It’s been seven years since Apple eliminated the 3.5mm headphone jack with the release of the iPhone 7. At the time, this decision was widely panned by consumers and critics. People correctly pointed out that the timing coincided with the launch of Apple’s AirPods bluetooth headphones line and the removal of the port would force consumers to either buy AirPods or make do with a clunky dongle. Apple said removing the port would make it easier to accommodate a larger battery and simplify the internal design.
While we won’t claim that the move was driven by “courage” like Apple executive Phil Schiller did, we will say that in retrospect the decision made sense.
Space inside a phone is limited, and while many components like the processor can get better without getting bigger, batteries are more limited by physics. Regardless of the energy density, a bigger battery can store more energy. The fundamental design challenge with phones is how do you minimize the space all of the other components take up so that you can maximize the space available for the battery.
A 3.5mm headphone jack isn’t enormous, but every cubic millimeter of space counts. In 2017, Razer’s CEO, Min-Liang Tan, claimed that dropping the headphone jack allowed Razer to increase battery capacity by about 500 mAh, or 12.5 percent.
This seems like it is probably an upper bound estimate and it’s possible that the compact form factor of Razer phones was more impacted by layout restrictions imposed by a headphone jack than a more traditional phone design.
We can also estimate the approximate space saved for additional battery capacity. A 3.5mm headphone jack is about 200 cubic millimeters including the port and external components. The battery pack on the base model iPhone 15 is about 20,300 cubic millimeters. By that measure, not having a headphone jack enables Apple to make the battery pack about 1% larger. It’s also worth noting that the iPhone 15 is about 24% larger than the iPhone 7, so the initial space saving was even more significant back in 2016.
200 cubic millimeters might not sound like a lot, but space inside a phone is so valuable that manufacturers are constantly looking for more ways to save it. The recent move by phone manufacturers from the traditional SIM card reader to the eSIM was also a space saving move. But even the eSIM takes up about 20 cubic millimeters. The upcoming iSIM will be integrated as part of the SoC instead of its own small chip, taking up almost no space. This underlines that manufacturers are willing to make fairly tough changes in order to get 1/10 the space savings as removing the headphone jack.
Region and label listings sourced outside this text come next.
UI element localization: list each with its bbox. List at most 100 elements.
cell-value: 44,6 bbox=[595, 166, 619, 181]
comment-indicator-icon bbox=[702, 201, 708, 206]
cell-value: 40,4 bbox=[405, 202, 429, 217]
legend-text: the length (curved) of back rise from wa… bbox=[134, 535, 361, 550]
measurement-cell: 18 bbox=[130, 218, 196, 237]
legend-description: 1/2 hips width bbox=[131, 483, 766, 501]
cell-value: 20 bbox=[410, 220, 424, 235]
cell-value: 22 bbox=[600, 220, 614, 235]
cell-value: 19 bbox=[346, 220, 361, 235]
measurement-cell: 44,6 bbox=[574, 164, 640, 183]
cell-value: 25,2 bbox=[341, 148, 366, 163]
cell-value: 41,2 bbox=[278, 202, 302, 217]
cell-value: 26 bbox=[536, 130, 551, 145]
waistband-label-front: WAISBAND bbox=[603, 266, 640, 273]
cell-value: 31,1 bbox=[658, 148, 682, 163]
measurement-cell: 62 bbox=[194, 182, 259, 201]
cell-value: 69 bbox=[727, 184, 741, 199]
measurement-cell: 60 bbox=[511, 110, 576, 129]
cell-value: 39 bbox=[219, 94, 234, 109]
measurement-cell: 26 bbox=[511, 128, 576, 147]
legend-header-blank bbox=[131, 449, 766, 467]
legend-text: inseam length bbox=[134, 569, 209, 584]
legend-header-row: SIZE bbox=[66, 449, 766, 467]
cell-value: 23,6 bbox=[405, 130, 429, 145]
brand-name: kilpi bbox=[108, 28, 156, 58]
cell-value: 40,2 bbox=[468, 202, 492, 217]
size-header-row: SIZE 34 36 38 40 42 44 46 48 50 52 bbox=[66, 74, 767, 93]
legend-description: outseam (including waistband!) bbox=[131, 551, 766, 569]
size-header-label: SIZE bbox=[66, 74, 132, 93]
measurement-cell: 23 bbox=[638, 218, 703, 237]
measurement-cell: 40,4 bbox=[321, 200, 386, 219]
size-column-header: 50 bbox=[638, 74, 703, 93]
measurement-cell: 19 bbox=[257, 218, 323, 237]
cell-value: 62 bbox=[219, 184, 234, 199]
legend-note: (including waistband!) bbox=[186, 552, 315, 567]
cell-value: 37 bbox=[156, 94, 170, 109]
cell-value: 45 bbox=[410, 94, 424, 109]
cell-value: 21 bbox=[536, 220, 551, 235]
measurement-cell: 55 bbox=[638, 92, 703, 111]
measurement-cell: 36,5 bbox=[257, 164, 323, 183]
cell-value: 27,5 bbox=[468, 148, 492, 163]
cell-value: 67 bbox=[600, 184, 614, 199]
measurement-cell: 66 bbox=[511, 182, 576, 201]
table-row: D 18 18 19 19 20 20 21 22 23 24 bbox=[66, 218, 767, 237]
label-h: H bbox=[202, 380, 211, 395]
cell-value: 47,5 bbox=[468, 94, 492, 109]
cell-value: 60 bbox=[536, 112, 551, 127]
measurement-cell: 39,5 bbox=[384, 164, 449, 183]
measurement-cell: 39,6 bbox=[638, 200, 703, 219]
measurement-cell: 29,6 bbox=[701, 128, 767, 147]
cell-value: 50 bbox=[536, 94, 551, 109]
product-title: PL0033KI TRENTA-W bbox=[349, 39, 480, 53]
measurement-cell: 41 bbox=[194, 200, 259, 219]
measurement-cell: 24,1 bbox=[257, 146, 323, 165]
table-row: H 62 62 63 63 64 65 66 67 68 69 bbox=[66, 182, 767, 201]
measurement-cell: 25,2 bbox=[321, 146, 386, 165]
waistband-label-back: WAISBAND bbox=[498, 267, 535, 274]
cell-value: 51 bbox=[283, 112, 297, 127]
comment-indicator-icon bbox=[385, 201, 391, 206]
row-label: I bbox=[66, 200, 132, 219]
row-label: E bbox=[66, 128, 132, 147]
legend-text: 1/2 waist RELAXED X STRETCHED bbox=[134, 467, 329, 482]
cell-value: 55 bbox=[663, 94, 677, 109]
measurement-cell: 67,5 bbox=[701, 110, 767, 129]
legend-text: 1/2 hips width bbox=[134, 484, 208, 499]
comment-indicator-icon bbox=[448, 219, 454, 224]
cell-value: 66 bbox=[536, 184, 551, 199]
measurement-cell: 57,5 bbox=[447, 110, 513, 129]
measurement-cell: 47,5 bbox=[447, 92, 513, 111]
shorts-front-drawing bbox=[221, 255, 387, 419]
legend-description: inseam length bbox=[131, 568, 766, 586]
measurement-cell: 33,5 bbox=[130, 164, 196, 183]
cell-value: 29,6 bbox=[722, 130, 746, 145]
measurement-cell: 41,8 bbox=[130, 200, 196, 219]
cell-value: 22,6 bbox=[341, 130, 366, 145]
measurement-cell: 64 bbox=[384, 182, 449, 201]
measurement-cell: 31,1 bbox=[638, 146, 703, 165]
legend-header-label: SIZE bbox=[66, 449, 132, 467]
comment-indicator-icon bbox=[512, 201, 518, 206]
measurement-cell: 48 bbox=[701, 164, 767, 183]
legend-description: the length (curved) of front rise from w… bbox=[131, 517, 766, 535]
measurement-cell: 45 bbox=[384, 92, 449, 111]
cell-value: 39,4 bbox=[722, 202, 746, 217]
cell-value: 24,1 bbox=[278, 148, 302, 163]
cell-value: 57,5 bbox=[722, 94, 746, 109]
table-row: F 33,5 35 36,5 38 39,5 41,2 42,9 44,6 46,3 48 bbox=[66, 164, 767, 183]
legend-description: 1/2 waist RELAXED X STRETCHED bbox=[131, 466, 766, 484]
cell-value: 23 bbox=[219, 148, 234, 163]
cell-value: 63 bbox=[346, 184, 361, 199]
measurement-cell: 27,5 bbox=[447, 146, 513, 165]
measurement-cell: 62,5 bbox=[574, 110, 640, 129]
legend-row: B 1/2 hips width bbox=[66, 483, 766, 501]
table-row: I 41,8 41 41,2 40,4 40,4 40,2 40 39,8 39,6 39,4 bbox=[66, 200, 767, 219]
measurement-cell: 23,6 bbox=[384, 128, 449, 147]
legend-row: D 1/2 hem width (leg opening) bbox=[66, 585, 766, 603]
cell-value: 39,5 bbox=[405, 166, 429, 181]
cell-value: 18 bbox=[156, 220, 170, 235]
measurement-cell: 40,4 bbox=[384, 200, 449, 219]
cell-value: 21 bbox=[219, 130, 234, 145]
Would consumers really care about 12% more battery life? What about 1%? More battery life is one of those things like motherhood and Apple pie that everyone says is great. The question is just how important is it, and how much do consumers prioritize it?
At PerfectRec, we actually have data about how much consumers care about battery life. 81% of users in our phone recommendation engine say battery life is extremely important or very important, with just over 50% choosing the maximum option: extremely important.
Furthermore, when users have conflicting phone preferences, such as wanting a small phone and great battery life, we ask them what is more important. Over the last month, 92% of users presented with the trade off between a small phone and long battery life have said battery life is more important.
If we look at our upper bound estimate of how much additional battery capacity removing the headphone jack enables, the trade off seems clearly worth it. But even at our lower bound estimate of 1 percent, it seems like a trade off most consumers are happy to make. People care a lot about battery life, and a 1 percent improvement works out to about 5 minutes of extra power on an iPhone 15 according to our battery life estimates of 8 hours, assuming an even mix of phone calls, web browsing and watching videos.
Whether removing the headphone jack allowed for a 10% increase in battery life, a 1% increase, or something in-between, the bottom line is that consumers care a lot about battery life, and every extra minute likely counts.
Another way to evaluate whether Apple made the right call is to see how the rest of the smartphone market has responded. If Apple had indeed missed the mark, you’d expect a range of Android manufacturers to capitalize on that mistake and tout their continued support for headphones jacks. But in fact the opposite has happened. Google initially tried to capitalize on Apple’s decision to remove the headphone jack, but followed suit dropping it from the Pixel 2 one year later. Razer eliminated the 3.5mm port in 2017, and in 2019 Samsung followed suit, dropping the headphone jack from its flagship Galaxy S line.
Today, it is increasingly difficult to find phones in the North American market that still have a headphone jack. It’s of course possible this is a massive market failure, but we suspect the revealed preference of consumers is that Apple was right. Most people don’t care about having a physical headphone jack or would happily trade it for a few more minutes of battery.